Actualizado 01/04/2015 23:25 CET

Unas 100 personas han sido asesinadas por la Policía en marzo en EEUU

Manifestación por la muerte de Michael Brown en Ferguson, Missouri
Foto: ADREES LATIF/REUTERS

NUEVA YORK, 1 Abr. (Notimérica) -

   Unas 100 personas han sido asesinadas en Estados Unidos por las autoridades policiales en marzo, lo que significa que más de tres personas por día han fallecido a manos de la Policía, según ha denunciado la Unión Estadounidense por las Libertades Civiles (ACLU, por sus siglas en inglés).

   Entre los fallecidos se encuentran hombres desarmados negros y algunos con enfermedades psiquiátricas. Algunos de ellos fueron Charly Keunang en Los Angeles, California; Tony Robinson en Madison, Wisconsin; Anthony Hill in DeKalb County, Georgia; y Brandon Jones en Cleveland, Ohio.

   La semana pasada, el Departamento de Justicia informó de que la Policía de Philadelphia asesinó a 400 personas en siete años, de las cuáles, el 80 por ciento eran afroamericanos.

   Según denuncia la ACLU el problema no está concentrado en unos pocos departamentos de Policía, sino que incluso aquellos "con las mejores intenciones" necesitan reformarse.
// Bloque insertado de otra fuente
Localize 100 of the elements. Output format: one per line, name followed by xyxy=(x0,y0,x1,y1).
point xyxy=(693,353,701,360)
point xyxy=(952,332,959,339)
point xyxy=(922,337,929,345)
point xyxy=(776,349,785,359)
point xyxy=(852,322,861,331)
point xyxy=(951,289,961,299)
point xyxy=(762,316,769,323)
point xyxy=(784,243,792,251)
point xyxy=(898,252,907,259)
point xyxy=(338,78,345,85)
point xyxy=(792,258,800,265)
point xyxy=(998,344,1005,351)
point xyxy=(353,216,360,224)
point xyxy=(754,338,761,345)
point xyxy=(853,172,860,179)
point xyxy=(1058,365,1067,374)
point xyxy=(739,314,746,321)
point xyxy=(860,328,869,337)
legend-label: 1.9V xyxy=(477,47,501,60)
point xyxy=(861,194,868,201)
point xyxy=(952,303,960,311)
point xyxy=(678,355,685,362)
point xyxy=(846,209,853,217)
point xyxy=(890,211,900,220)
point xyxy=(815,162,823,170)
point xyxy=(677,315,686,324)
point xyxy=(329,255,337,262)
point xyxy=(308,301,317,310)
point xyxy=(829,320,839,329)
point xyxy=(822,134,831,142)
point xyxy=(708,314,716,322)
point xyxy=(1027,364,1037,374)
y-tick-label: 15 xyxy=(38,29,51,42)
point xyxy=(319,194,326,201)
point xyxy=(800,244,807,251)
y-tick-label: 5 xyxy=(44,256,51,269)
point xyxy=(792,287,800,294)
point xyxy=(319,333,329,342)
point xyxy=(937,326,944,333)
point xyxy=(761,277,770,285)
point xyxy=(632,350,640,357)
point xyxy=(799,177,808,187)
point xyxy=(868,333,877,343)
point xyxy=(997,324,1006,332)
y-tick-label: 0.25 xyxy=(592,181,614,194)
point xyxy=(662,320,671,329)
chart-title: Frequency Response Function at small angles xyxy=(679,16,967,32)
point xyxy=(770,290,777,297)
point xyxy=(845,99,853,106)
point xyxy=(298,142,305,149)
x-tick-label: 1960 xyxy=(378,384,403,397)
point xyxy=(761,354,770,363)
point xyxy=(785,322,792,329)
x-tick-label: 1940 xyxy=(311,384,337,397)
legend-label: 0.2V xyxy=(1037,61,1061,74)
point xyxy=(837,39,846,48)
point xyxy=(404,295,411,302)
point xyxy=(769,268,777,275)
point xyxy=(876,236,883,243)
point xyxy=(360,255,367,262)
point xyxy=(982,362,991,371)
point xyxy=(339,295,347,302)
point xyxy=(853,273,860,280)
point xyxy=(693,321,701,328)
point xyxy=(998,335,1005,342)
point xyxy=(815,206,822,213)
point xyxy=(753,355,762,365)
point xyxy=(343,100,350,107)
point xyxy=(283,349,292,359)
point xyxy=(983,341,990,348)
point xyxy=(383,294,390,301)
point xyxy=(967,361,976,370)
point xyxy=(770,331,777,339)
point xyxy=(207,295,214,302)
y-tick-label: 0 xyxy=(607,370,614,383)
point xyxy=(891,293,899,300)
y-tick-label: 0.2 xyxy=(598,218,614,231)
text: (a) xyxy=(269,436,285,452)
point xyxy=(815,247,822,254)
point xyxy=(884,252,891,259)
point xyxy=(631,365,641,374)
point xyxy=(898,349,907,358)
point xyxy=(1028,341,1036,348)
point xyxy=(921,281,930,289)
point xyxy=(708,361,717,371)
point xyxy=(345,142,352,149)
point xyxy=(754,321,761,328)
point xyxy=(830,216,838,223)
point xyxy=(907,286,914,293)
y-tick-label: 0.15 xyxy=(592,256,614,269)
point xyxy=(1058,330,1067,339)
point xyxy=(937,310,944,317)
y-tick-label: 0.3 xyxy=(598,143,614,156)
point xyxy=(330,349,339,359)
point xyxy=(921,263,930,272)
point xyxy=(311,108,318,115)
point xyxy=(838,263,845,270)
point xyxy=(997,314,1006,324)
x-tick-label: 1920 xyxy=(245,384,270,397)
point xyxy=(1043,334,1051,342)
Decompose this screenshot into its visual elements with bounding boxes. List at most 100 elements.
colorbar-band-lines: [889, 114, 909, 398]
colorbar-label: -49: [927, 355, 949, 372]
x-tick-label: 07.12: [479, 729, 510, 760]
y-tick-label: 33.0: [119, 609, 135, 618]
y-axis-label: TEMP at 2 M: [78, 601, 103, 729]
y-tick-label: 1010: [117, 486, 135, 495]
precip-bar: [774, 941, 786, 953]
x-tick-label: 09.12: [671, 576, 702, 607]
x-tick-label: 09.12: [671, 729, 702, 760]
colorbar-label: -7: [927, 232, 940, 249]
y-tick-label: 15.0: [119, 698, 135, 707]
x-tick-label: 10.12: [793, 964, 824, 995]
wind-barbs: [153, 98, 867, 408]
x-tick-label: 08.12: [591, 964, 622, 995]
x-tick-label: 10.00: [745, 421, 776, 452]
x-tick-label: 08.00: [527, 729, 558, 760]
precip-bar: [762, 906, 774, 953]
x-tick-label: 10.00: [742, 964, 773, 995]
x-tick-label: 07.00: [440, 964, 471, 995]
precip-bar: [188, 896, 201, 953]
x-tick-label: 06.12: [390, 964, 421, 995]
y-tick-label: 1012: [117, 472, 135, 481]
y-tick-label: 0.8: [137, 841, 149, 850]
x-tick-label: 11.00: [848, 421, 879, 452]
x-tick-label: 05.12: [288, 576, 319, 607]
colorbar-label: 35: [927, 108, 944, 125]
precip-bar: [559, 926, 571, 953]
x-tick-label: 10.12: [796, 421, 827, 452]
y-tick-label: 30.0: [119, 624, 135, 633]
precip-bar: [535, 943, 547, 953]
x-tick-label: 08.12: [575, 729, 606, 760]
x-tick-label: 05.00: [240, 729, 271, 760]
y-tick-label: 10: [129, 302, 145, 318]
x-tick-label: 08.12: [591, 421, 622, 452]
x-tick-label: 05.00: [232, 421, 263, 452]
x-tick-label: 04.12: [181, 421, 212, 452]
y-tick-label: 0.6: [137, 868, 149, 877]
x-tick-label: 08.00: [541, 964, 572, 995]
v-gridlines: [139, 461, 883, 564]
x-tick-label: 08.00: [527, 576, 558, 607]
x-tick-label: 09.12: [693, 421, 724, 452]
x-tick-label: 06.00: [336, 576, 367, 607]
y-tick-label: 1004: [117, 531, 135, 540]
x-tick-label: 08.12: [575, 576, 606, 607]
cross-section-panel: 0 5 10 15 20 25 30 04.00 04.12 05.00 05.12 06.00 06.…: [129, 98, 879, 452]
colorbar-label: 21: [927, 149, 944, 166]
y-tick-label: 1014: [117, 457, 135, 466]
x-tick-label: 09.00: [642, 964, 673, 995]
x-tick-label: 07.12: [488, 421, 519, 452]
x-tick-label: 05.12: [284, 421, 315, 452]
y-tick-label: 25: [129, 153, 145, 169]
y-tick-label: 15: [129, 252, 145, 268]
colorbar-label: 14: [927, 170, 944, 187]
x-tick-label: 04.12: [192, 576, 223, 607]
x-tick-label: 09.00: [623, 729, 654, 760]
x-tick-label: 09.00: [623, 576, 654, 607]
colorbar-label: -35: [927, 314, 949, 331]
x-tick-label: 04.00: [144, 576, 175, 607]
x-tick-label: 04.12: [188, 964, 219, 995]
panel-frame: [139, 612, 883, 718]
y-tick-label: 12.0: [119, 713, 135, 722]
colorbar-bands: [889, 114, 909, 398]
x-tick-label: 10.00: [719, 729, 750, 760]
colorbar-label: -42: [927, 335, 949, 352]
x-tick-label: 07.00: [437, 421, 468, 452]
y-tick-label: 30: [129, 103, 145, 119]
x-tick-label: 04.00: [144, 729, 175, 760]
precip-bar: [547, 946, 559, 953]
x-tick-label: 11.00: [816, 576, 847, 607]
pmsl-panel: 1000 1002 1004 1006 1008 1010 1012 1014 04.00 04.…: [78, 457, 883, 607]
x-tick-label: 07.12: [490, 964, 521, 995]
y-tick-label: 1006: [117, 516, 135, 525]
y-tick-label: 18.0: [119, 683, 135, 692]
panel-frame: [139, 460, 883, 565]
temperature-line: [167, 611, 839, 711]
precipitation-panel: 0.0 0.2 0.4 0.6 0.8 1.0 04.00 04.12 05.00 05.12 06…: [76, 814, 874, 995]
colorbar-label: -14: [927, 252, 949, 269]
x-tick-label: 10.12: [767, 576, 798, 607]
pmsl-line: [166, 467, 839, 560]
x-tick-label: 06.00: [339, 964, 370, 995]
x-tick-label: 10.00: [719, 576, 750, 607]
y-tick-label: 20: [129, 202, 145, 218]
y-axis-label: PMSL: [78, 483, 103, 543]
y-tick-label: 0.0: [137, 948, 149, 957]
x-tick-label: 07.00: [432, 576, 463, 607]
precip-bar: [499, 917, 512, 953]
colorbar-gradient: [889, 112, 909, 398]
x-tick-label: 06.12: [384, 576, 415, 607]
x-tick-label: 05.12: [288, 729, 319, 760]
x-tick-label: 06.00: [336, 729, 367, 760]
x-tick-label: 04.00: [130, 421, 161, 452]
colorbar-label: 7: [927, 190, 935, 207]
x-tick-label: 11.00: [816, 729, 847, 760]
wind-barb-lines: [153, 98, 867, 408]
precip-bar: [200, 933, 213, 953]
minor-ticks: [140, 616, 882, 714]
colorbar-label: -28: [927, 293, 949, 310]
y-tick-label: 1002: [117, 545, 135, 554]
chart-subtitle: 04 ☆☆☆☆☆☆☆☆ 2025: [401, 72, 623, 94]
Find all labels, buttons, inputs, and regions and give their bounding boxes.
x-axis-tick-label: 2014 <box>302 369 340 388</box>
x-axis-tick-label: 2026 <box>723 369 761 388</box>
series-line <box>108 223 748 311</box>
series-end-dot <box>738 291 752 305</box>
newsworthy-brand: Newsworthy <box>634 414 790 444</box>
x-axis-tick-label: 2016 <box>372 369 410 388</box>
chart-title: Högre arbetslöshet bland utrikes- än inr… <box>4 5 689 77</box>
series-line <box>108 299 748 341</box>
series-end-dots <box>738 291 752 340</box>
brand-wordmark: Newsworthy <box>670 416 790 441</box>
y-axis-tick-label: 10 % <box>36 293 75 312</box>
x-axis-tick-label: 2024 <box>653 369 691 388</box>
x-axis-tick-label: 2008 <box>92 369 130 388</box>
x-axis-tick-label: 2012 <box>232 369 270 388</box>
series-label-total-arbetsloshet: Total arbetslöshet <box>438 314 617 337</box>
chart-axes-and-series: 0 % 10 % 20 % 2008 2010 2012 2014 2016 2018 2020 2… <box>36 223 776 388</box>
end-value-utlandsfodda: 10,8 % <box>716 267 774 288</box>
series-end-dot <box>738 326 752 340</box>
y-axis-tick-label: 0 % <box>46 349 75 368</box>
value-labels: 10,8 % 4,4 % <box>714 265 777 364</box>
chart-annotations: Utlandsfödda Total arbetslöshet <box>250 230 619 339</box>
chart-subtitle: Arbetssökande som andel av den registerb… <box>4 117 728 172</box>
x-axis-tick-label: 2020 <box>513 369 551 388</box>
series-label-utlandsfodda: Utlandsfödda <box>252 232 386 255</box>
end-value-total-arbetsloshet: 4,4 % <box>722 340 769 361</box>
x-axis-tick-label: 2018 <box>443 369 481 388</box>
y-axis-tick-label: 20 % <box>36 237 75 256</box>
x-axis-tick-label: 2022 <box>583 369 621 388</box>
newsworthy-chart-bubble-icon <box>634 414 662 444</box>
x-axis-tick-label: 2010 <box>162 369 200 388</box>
   En el informe del Departamento de Justicia se realizan 63 recomendaciones, algunas de las cuales han sido tomadas de la propia ACLU. La organización sin ánimo de lucro ha insistido en centrarse en las dos que cree más importantes para atajar el problema de la violencia policial en Estados Unidos.

DESESCALAR LA VIOLENCIA

   Los departamentos deben adoptar un uso de las fuerzas policiales que contribuya a desescalar la violencia. Un uso excesivo, mortal y desproporcionado de la fuerza contra personas negras y contra individuos que padezcan discapacidades mentales, significa lo contrario.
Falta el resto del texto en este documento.